As of today, Tor UK, Pan Macmillan’s science fiction and fantasy imprint, has made its eBooks DRM-free and available to purchase from the Tor UK Ebookstore. In a move announced earlier this year, Tor UK has joined sister company Tor Books in New York in removing Digital Rights Management from all its titles so that once you purchase a Tor UK book, you can download it as many times as you like, on as many ereaders as you like.

Back in April, John Scalzi, this year’s Worldcon MC,  applauded the decision:

As an author, I haven’t seen any particular advantage to DRM-laden eBooks; DRM hasn’t stopped my books from being out there on the dark side of the Internet. Meanwhile, the people who do spend money to support me and my writing have been penalized for playing by the rules. The books of mine they have bought have been chained to a single eReader, which means if that eReader becomes obsolete or the retailer goes under (or otherwise arbitrarily changes their user agreement), my readers risk losing the works of mine they’ve bought. I don’t like that.
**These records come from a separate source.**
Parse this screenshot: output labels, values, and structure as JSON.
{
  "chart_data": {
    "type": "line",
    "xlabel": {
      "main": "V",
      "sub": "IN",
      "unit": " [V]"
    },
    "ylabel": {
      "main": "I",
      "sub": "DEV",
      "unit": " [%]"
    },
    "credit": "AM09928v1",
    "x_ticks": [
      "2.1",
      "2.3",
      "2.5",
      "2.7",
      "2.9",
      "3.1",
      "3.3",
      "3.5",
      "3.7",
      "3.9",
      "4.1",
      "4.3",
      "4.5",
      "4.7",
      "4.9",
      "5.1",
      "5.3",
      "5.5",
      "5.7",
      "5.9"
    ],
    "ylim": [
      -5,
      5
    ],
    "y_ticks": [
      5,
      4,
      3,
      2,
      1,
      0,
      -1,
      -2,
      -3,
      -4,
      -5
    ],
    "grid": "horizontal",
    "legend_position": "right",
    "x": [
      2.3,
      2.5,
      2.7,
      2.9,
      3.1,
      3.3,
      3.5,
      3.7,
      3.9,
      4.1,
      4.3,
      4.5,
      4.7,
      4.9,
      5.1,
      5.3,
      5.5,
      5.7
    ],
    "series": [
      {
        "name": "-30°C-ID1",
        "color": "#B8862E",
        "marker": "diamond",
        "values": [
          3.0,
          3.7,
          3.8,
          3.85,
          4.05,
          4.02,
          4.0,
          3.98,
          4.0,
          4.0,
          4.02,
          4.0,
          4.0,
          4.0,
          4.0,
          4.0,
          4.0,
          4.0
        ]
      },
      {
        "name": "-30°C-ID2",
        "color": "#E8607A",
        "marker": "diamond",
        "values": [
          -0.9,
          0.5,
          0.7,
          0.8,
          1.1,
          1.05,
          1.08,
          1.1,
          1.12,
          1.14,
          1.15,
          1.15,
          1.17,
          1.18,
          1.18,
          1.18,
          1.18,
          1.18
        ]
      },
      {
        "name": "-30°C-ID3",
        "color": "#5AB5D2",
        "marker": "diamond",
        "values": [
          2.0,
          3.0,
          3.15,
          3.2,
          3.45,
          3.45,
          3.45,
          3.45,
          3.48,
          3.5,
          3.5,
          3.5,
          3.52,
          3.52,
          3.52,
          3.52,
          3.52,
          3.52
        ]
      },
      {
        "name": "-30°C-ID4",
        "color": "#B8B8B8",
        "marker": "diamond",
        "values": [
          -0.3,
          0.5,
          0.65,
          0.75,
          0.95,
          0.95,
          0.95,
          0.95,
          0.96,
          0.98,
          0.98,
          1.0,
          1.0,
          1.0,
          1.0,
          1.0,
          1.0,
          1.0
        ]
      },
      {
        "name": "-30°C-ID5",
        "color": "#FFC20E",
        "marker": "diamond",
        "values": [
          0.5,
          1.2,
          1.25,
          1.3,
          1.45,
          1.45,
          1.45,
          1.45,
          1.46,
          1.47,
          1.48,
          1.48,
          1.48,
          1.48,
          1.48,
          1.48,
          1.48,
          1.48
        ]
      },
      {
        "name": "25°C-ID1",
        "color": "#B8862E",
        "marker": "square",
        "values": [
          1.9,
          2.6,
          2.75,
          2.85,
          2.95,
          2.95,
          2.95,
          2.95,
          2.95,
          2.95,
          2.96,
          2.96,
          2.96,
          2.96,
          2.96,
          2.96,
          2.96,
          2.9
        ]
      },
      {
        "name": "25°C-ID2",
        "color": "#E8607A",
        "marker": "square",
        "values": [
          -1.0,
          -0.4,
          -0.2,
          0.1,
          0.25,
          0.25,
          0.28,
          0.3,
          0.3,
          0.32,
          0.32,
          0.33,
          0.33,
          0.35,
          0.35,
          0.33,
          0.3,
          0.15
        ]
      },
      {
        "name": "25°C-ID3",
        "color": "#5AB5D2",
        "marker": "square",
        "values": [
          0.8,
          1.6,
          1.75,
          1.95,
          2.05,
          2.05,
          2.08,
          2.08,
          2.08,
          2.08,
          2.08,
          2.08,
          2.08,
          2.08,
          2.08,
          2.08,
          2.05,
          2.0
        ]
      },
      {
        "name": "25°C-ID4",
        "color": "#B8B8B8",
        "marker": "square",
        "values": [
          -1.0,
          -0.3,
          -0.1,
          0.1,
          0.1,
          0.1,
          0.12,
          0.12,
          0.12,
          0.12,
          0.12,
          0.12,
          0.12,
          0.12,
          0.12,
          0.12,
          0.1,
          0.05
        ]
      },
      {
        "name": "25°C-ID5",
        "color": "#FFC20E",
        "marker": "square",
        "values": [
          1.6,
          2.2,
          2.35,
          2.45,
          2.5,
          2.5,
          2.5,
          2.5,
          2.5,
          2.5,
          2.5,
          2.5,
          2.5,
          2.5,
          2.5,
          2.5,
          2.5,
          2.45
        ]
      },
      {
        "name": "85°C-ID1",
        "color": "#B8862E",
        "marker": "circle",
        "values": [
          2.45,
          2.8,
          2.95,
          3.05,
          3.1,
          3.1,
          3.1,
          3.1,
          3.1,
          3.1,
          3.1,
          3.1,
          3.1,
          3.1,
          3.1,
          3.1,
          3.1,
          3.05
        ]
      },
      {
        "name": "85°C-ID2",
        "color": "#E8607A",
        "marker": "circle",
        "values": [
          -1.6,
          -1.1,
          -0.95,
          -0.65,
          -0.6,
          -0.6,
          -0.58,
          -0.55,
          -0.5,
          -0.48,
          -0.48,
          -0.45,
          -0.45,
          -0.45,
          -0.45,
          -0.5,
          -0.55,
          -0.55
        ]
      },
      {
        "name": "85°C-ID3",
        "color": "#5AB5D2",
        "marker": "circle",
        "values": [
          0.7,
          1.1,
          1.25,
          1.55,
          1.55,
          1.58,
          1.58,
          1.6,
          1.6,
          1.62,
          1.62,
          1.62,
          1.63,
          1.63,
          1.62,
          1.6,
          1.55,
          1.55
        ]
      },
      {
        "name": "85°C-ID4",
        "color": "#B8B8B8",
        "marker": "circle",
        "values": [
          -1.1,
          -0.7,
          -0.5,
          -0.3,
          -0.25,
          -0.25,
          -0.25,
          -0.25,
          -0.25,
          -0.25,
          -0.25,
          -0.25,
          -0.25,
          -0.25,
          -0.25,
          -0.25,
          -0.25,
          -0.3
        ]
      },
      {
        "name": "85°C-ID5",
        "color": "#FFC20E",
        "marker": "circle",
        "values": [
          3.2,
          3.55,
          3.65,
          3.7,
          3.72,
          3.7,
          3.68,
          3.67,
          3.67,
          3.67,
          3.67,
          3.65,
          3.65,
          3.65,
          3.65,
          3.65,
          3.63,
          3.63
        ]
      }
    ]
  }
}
Cory Doctorow  believes this means the end to the format wars:

I’d expect someone to make a browser plugin that draws a “Buy this book at BN.com” button on Amazon pages (and vice-versa), which then facilitates auto-conversion between the formats. I’d also expect BN.com to produce a “switch” toolkit for Kindle owners who want to go Nook (and vice-versa).

China Miéville, speaking at the Edinburgh International Book Festival last weekend, looked beyond tearing down just DRM, predicting the remixing of content at will:

Be ready for guerrilla editors. Just as precocious 14-year-olds brilliantly – or craply – remix albums and put them up online, people are starting to provide their own cuts of novels. In the future, asked if you’ve read the latest Ali Smith or Ghada Karmi, the response might be not yes or no, but “which mix”, and why?

It’s a brave new (publishing) world that has such content in it!